No answer; the smoker's concern was for his pipe.
"Chief, d'you hear me? You're needed on board." The captain shook him gently, and then not so gently.
"Drop it. We've come to bring you away. For any sakes quit that devilment, now, will y'!"...
The figure on the couch made a languid effort.
"I'll grant ye—I'll grant ye the siller's weel enough for a change. Aye, it makes a change." He wagged his head at us confidentially. "But the bamboo's the best. It smokes sweet—varra sweet it smokes. An' that unhandy thief of a boy—" He paused to draw lazily at the mouthpiece and loosed a slow gout of vapor. "He's always mislayin' it somewhere—"
Raff cried a round oath and snatched the pipe from him; flung it down. But the chief only sank back among the pillows and closed his eyes, even smiling a little to himself, as one accustomed to the vagaries of phantom guests....

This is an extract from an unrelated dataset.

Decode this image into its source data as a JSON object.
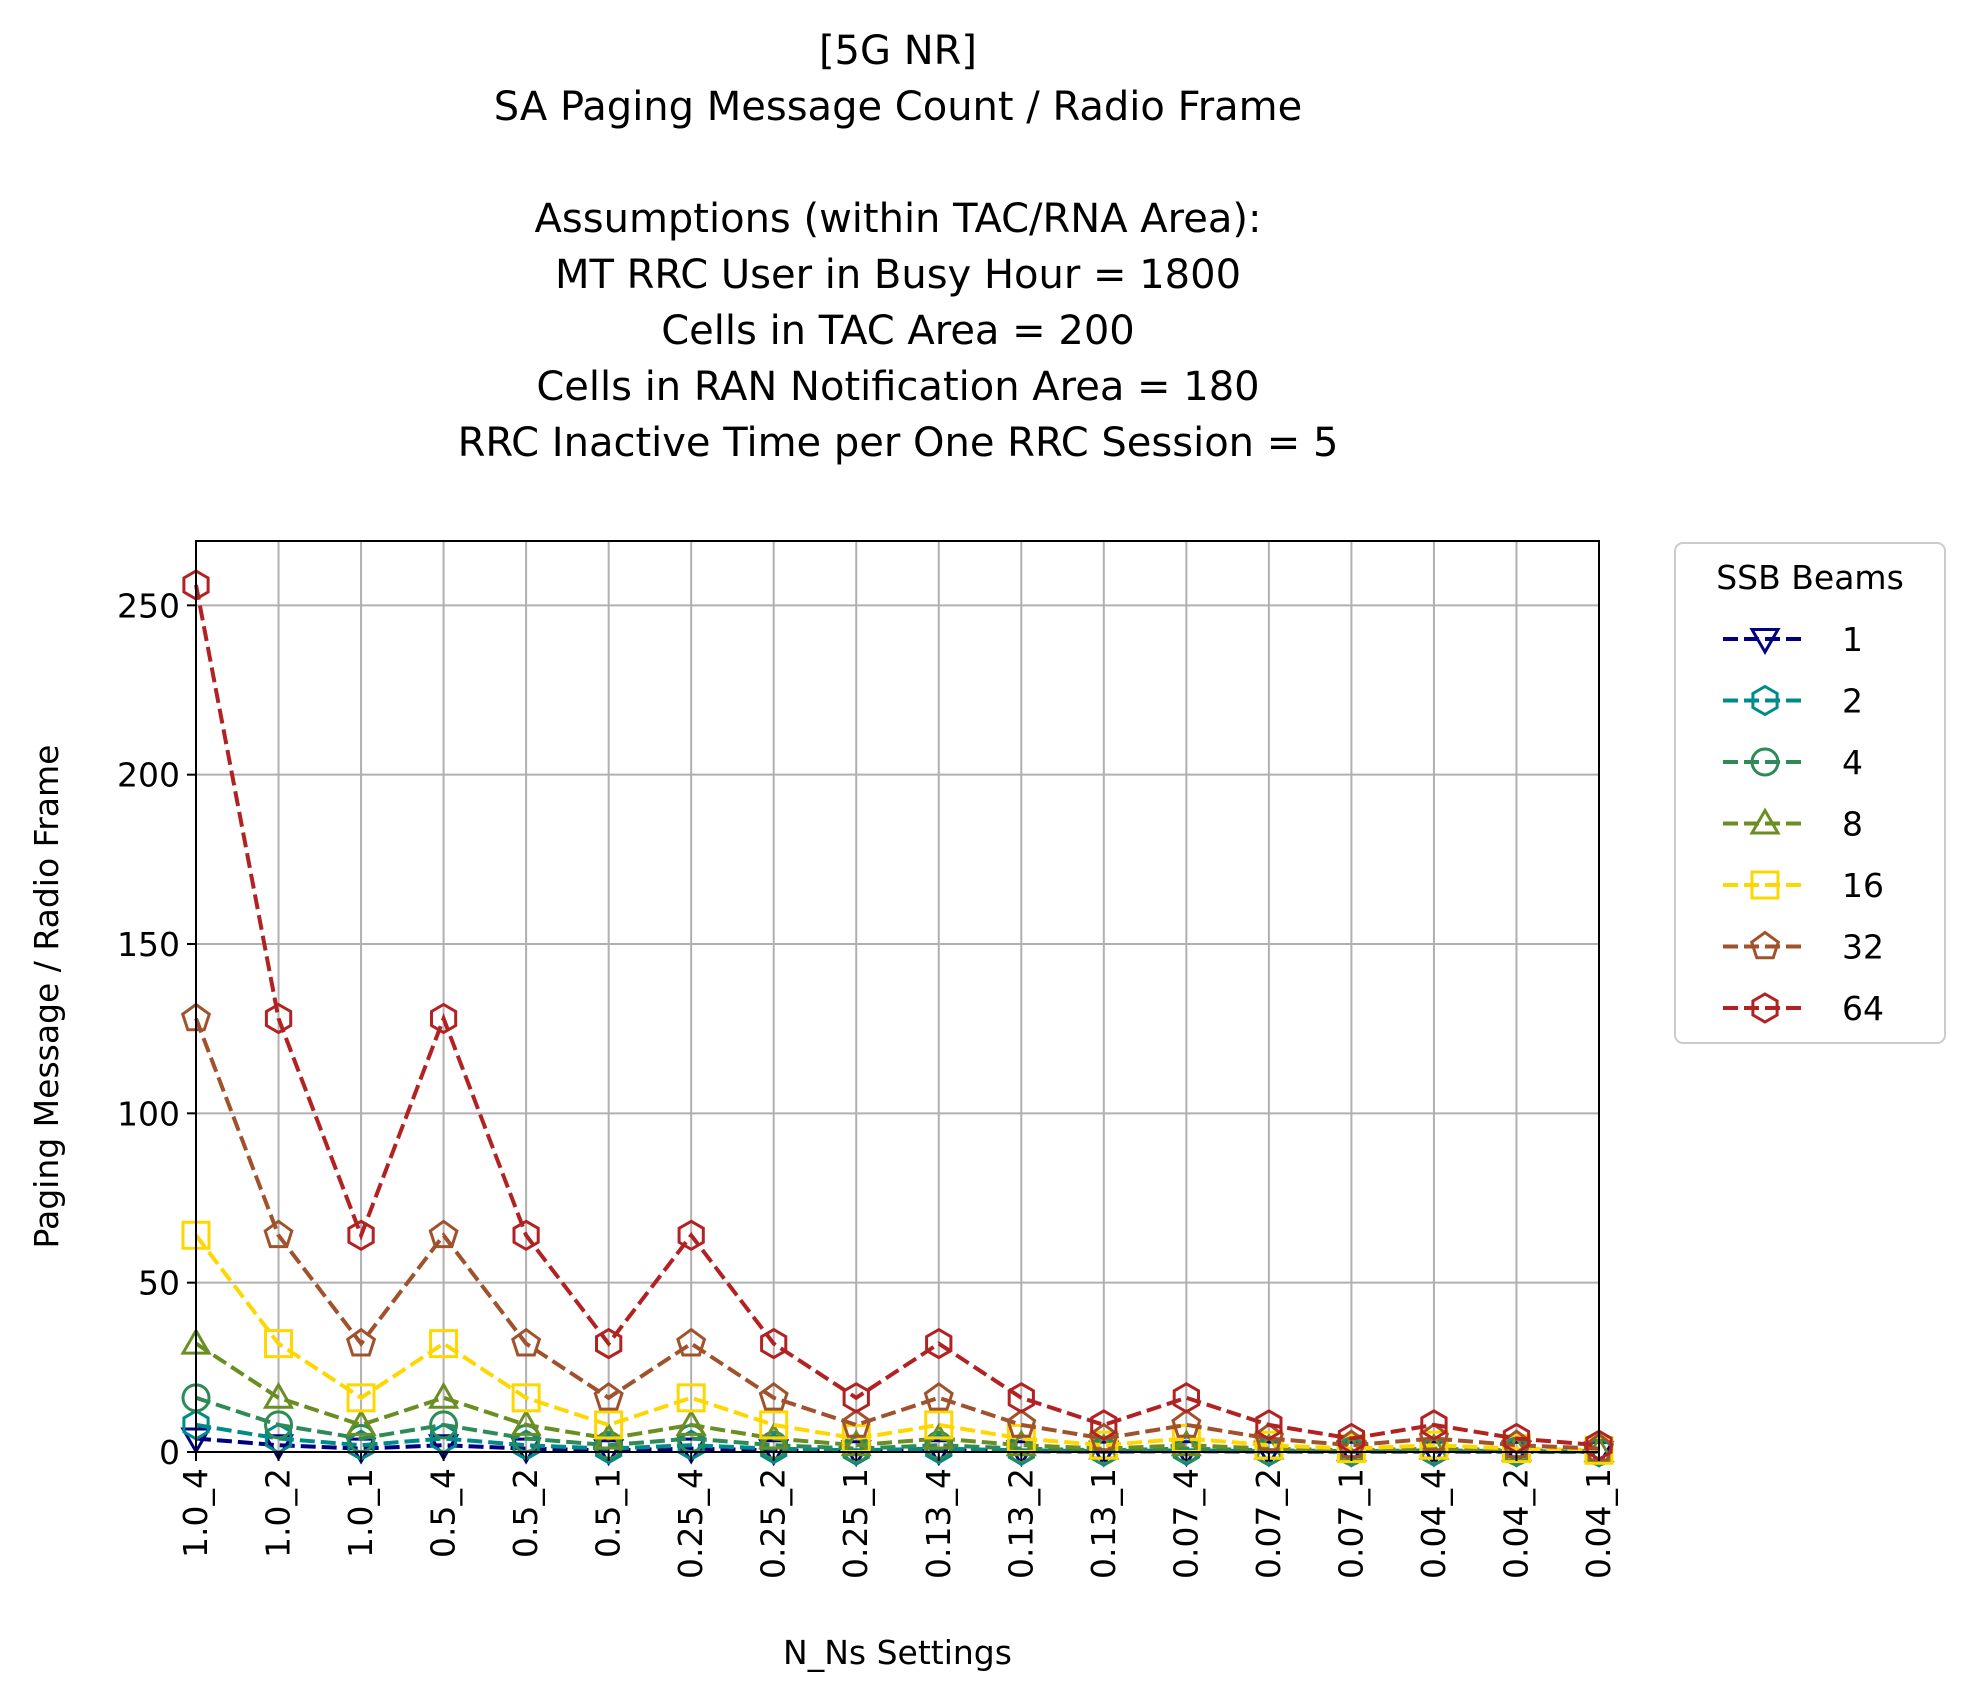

For the last few moments he had forgotten our appointed guide and leader. He had been standing by, a stricken witness, but with a common impulse the captain and I turned on him, and he started from contemplation of his handiwork as if he had pulled a secret wire.
"You brought us here," roared Raff, accusing.
"I—I didn't think he was as bad as this."
"Bad! He's crazy as a coot. What were you going to do about it?"